Education Minister David Laws told BBC News he expected some 15,200 primary schools – or 98% of the total – to be ready to provide the meals.
A small minority of schools will have to provide cold meals as their kitchens are not ready.
Some schools say government money to improve kitchens has not been enough.
Mr Laws congratulated schools on “a truly fantastic job in preparing for this important milestone”.
“Today our goal to offer every infant child a healthy, tasty school meal has become a reality, a move that will put money back in parents’ pockets while ensuring all children get the best possible start in life.”
The government has provided £1bn to meet the costs of the meals, which are available to all pupils without means testing, over the next two years.
The free meals are available to pupils in the first three years of school.
In addition, it has made £150m available to improve kitchen and dining facilities, plus an extra £22.5m for small schools.
Schools will have a legal duty to offer the meals, which are expected to save families £400 per year per child.
Some 1.9m children will be eligible, up from 367,000 previously when free school meals were limited to families on benefits or earning less than £16,190 a year.
Some schools and local authorities have complained the funding was not enough for them to improve their facilities in time.
BBC research suggested some 2,700 schools would not be ready by September .
About 1,700 had no kitchen at all while others had inadequate kitchens and poor dining facilities.
Leaked emails from within the Department for Education suggested some senior officials believed the policy had not been properly costed.
However, Mr Laws said the latest figures suggested most schools were ready.
He said that for the next few weeks some 240 schools could only provide cold meals.
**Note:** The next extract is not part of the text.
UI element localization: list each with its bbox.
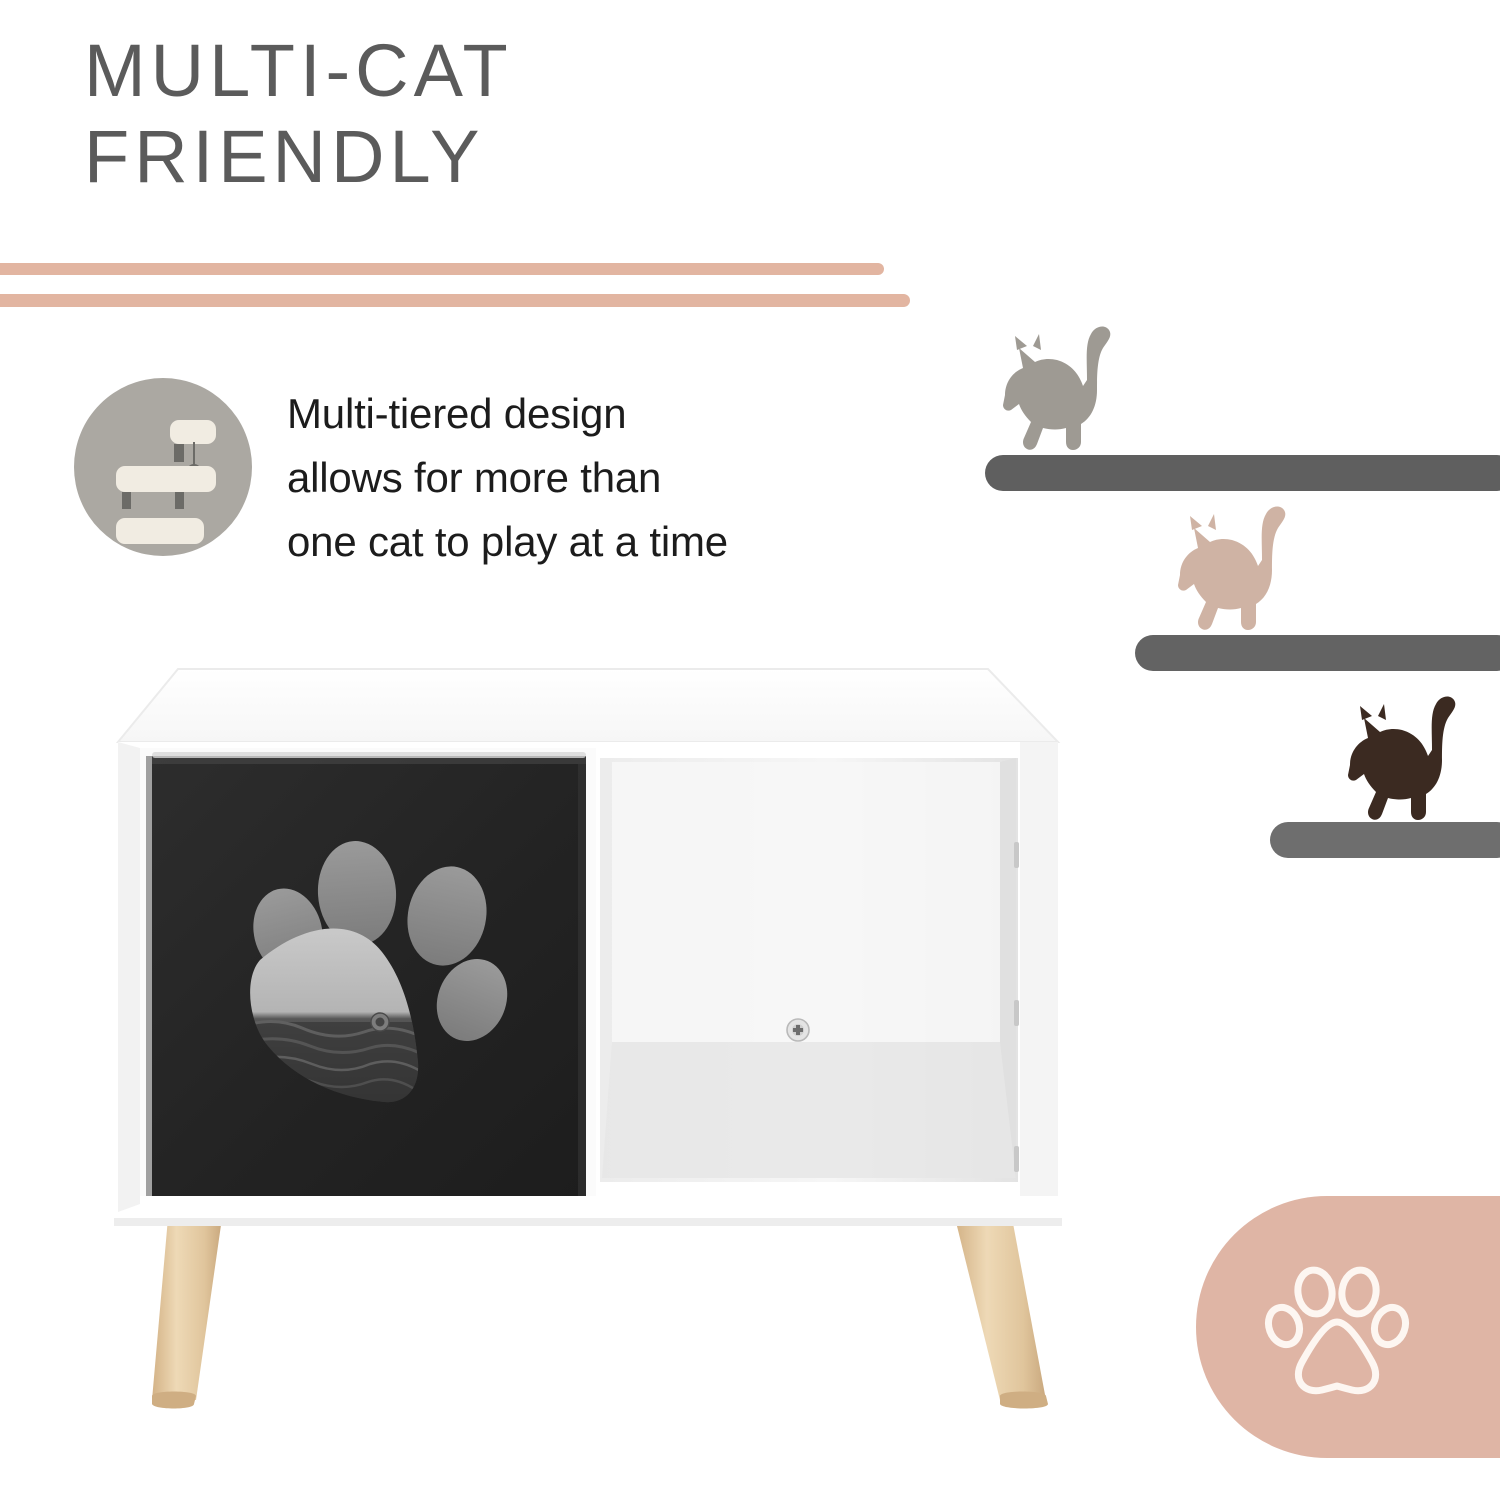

Of these, some 50 or 60 would have to delay hot meals until January.
The Local Government Association said that councils and schools had been working “really hard” to make the free school meals for infants happen.
Nick Forbes, vice-chairman of the LGA’s children and young people board, said it was a tribute to councils and schools that this had been achieved in such a short time and with “a lack of funding in some areas”.
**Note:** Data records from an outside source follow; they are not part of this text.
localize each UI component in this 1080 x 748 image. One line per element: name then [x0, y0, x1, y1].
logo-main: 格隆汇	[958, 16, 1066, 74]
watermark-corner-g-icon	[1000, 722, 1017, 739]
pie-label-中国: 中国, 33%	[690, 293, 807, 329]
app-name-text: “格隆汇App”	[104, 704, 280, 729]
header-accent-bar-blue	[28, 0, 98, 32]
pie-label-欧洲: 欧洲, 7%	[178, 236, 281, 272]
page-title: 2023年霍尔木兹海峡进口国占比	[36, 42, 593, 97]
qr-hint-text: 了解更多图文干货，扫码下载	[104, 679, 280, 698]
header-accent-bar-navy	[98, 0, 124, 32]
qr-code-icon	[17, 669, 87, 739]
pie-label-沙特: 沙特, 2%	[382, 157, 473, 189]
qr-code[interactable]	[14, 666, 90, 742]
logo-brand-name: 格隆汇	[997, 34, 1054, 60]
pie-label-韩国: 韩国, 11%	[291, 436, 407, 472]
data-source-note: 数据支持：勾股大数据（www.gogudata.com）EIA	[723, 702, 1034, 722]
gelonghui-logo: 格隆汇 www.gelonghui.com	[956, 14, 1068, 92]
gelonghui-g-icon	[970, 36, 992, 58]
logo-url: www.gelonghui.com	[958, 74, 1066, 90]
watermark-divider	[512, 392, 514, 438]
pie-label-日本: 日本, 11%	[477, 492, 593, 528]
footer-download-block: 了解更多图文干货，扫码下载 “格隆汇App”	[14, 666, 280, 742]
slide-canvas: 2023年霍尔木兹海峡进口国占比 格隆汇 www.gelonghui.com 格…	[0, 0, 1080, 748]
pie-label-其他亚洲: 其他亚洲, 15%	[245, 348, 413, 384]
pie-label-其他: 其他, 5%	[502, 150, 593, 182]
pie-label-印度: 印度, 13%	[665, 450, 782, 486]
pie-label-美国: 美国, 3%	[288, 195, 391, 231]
“Dishing up a nutritious lunch for every young pupil will improve their experience of school and help them concentrate in lessons. But in some cases money earmarked to repair school roofs is being diverted to plug the £25m shortfall in cash needed to provide free school meals.
“The government, in making this promise, should also have made the money available to deliver it,” he said.
Carrieanne Bishop of the Lead Association for Catering in Education paid tribute “to the thousands of school cooks, caterers, teachers and council staff who have worked hard over the summer months to get schools ready for the start of term and introduction of infant free school meals.
“This is an overwhelmingly positive policy that will bring a whole raft of benefits to schools, parents, teachers and children, now and in future years to come.”
The Children’s Food Trust described the rollout as “great news for children”.
Chief executive Linda Cregan said: “Throughout we’ve been really impressed by the determination, will and enthusiasm of schools to overcome their challenges and offer all their infants a healthy, tasty lunch.”
Deputy Prime Minister Nick Clegg, who announced the free meals plan last year, said said he was delighted to see it rolled out.
Shadow education secretary Tristram Hunt said: “Nick Clegg has over-promised and under-delivered. Many schools have had to raid their budgets to pay for a policy that was introduced on a political timetable.
Mr Clegg has said he would like to see free meals for all pupils up to the age of 11, a policy also recommended by a recent review of school food by the founders of the Leon restaurant chain.